The original supporters for this frame have been (male-dominated) religious authorities. Sociologist Lynne Gerber has shown how contemporary Christian weight-loss programs continue to “frame the moral problem that body size represents in more traditional Christian terms, namely gluttony.” Gluttony, in turn, raises “concerns about control and lack of control, surrender to and rebellion against God’s will.” 44 While religious in origin, this frame has broad resonance in the United States. 45 Thus, in the contemporary United States, slenderness, or toned muscularity for men, is widely praised as the embodiment of willpower, restraint, moderation, and self-control, while the fat body is seen as the incarnation of moral failure, poor impulse control, greed, and self-indulgence. 46 For instance, Fumento describes anti-fat prejudice as “a helpful and healthful prejudice for society to have” because it is a “prejudice against overeating and what used to be called laziness.” 47 He condemns the fat acceptance movement for turning “what had been two of the Seven Deadly Sins—sloth and gluttony—into both a right and a badge of honor.” 48 As this idea has become secularized, its roots in Protestantism are obscured, and it appears to be universal. 49

MEDICAL FRAME

By the middle of the twentieth century, fatness was increasingly framed as a health condition requiring medical intervention. 50 This required that physicians persuade the public that corpulence was a medical (as opposed to predominantly aesthetic or moral) problem and that they were best qualified to deal with it. Calling fatness by the medical term
obesity
was crucial in convincing public opinion that fatness represented a medical problem.

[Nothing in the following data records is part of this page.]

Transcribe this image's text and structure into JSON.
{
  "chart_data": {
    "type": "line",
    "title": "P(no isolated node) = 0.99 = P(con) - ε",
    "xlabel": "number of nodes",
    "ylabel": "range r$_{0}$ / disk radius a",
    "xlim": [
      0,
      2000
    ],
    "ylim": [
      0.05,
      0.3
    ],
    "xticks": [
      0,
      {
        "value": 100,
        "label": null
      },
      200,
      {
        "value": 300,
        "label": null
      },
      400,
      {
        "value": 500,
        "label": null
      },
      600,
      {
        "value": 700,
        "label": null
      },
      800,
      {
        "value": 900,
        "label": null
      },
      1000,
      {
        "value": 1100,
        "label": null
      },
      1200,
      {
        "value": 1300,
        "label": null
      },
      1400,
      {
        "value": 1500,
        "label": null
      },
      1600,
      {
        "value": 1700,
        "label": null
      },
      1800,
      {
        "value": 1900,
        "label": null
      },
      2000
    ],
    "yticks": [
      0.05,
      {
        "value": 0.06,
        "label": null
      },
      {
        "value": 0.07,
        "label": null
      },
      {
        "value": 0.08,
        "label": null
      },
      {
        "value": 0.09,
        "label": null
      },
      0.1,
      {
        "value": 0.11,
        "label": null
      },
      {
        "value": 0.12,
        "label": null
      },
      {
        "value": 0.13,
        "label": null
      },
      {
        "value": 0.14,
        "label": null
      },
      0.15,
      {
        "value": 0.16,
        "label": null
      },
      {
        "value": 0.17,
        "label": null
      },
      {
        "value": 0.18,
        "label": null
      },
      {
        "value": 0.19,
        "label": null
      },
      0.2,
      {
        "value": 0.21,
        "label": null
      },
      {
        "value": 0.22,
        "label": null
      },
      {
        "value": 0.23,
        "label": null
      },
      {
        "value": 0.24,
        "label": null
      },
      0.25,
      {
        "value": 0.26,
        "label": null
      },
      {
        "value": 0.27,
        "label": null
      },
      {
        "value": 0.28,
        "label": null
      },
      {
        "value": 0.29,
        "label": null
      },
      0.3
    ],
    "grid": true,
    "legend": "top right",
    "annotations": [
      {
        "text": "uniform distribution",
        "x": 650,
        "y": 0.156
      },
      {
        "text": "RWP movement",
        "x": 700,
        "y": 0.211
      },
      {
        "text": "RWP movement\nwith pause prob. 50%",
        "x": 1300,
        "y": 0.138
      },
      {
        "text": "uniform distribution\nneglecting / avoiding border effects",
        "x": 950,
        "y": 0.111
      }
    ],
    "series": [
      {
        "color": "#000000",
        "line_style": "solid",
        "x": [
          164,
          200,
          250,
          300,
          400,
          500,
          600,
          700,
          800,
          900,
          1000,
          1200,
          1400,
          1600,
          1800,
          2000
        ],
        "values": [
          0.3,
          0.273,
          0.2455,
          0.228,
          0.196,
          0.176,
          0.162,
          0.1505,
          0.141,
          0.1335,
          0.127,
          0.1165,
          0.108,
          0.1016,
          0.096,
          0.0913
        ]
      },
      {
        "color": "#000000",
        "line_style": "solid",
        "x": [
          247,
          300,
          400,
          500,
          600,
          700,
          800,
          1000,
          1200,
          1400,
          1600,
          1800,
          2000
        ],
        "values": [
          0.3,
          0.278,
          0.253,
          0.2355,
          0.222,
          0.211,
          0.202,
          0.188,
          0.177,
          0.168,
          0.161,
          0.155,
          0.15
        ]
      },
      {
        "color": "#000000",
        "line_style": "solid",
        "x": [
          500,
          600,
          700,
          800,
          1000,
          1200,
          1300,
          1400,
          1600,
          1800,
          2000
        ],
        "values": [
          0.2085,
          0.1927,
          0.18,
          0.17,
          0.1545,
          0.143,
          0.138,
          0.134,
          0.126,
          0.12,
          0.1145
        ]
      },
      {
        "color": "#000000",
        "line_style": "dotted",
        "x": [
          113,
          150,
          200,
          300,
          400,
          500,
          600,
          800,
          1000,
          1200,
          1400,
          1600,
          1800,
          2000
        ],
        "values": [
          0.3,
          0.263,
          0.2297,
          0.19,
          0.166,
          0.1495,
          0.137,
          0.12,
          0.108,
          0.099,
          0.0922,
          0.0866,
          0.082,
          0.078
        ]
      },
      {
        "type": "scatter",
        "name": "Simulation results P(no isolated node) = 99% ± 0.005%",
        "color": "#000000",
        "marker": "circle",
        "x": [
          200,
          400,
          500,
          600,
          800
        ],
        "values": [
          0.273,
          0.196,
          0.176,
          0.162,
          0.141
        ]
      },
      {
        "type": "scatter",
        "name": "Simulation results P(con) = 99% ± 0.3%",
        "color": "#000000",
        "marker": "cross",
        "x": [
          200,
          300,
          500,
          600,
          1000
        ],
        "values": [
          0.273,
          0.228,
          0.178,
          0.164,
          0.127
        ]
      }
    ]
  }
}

According to sociologist Jeffery Sobal, mostly male physicians began to portray fatness as both a disease in itself and, beginning in the 1970s, as a risk factor for other diseases, including cardiovascular disease. This helped the medicalization of fatness to stick; it was a medical problem on two different fronts, both as a disease and as a risk factor. 51 Appealing to this double status, in an interview with me, obesity researcher James Hill calls obesity “a huge disease that’s driving all of our other chronic diseases.” The medical frame draws on a master frame of health. As we will see, the public health crisis frame and the health at every size frame also draw on a master frame of health. Indeed, part of what is at stake in the fat field is what “health” actually means.